Calico Jack Rackham, Blackbeard and Bartholomew Roberts (despite his own personal habit of never touching liquor) are just a few of the famous who were caught off guard with drunken crews and no way to effectively fight back when the enemy came calling. If life and limb weren't lost, a valuable ship might very well be. Dominique Youx, off the coast of Mexico and celebrating the taking of a prize, notoriously called for barrels to be brought on deck and opened: "Whiskey! For all hands!" The sailors set to drinking and Dominique's sloop Tigre ran aground on a sandbar, cracking her hull in half. The drunken crew might very well have drown had some locals not sent boats out to collect the victims of the shipwreck. As we like to say here at Triple P: don't drink and navigate.
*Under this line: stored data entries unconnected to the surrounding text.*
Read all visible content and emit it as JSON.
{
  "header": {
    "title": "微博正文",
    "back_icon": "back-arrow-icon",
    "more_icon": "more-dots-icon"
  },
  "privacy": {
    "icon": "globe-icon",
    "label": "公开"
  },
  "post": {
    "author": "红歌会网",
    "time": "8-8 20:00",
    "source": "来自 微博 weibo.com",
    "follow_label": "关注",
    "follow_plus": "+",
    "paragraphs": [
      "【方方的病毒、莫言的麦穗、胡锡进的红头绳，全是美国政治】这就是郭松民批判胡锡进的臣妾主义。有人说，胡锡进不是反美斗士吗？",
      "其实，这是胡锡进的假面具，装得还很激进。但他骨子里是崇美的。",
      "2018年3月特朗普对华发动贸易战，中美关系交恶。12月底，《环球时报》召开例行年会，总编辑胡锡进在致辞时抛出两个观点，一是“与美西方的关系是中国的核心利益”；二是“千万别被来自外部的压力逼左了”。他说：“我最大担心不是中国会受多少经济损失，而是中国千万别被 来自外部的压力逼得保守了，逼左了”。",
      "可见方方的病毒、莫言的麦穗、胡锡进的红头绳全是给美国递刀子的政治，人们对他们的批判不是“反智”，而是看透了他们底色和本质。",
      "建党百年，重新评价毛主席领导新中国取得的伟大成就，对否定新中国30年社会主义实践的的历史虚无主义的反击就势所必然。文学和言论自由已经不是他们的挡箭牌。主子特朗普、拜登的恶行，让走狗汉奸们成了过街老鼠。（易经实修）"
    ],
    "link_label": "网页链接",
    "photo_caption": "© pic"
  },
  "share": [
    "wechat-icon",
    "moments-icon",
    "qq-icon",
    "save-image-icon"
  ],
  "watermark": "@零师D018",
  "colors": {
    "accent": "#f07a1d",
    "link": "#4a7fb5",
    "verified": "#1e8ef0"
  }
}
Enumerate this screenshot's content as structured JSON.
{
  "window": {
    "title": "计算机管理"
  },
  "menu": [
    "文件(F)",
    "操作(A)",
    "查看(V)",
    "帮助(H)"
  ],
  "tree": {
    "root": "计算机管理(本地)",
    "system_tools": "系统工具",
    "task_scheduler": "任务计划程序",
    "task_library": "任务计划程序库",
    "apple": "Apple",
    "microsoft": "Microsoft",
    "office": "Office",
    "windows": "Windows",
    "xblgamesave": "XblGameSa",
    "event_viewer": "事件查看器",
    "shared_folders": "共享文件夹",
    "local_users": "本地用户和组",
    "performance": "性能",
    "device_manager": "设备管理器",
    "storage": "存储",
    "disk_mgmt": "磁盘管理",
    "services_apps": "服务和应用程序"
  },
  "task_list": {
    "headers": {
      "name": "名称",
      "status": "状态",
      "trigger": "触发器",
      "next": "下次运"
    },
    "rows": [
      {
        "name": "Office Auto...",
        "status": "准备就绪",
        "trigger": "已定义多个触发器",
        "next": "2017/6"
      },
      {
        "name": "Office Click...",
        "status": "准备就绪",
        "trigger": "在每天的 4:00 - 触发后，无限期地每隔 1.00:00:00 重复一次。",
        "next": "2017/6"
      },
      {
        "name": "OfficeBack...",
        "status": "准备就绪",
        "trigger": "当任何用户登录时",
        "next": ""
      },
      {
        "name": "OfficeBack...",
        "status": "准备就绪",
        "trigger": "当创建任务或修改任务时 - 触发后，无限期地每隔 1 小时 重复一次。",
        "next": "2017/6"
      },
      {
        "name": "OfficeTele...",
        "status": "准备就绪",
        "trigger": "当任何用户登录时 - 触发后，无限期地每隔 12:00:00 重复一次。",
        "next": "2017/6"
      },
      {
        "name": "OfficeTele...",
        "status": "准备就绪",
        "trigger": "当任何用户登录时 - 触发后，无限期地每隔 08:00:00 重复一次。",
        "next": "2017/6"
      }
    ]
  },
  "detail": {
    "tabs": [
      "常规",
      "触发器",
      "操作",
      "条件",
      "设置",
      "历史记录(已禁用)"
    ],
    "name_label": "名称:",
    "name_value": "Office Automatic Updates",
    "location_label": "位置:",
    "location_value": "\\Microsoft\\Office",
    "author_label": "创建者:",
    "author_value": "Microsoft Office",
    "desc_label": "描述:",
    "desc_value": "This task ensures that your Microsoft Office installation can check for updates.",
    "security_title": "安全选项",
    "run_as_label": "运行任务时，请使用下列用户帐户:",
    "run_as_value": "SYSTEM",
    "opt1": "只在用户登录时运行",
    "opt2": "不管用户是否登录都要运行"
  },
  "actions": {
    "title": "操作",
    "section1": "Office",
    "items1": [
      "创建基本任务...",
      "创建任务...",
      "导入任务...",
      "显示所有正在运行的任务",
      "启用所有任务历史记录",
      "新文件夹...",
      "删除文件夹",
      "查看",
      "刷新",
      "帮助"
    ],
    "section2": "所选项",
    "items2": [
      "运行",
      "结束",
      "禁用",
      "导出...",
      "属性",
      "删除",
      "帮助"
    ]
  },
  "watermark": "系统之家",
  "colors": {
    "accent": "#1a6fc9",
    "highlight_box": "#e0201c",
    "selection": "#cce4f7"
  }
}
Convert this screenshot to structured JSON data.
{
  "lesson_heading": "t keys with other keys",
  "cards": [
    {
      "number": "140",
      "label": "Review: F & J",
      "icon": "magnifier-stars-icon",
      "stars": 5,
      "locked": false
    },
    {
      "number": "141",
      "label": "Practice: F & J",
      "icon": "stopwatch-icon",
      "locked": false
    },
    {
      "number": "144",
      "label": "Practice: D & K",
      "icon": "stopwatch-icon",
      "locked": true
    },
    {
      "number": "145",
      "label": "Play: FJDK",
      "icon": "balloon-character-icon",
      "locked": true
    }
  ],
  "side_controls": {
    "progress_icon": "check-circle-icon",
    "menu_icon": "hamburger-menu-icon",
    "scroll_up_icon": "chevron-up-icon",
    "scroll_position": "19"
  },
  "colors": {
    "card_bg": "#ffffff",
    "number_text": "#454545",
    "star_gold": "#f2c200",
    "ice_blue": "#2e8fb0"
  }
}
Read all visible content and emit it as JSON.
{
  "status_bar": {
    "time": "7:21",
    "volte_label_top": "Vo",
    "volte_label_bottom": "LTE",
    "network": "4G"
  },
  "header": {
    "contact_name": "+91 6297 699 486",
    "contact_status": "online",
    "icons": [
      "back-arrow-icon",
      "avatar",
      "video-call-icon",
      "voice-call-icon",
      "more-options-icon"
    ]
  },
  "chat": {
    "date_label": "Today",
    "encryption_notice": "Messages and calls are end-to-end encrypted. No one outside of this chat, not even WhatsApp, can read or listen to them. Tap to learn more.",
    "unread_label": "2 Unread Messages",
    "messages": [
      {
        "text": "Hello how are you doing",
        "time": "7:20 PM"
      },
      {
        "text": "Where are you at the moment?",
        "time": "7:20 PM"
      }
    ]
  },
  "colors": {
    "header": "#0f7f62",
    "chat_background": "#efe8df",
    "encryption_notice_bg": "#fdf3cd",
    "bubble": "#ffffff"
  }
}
Time ashore, though, was virtually made for imbibing and mixed drinks were not unheard of. Rumfustian, notable not only for its funny name but for the fact that it did not contain rum, was a mixture of beer, sherry, gin, sugar, cinnamon and a raw egg. The entire conflagration was served hot, and was therefor more popular in the colder months and around the Holidays. Another delightful concoction was bumboo, said to have come to the Caribbean with West African slaves. This was a simple mix of rum, water, sugar and citrus fruit which probably morphed into what we think of today as the classic grog.
Cheers to you, my Brethren. What ever your choice of drink, may it always be fresh and tasty!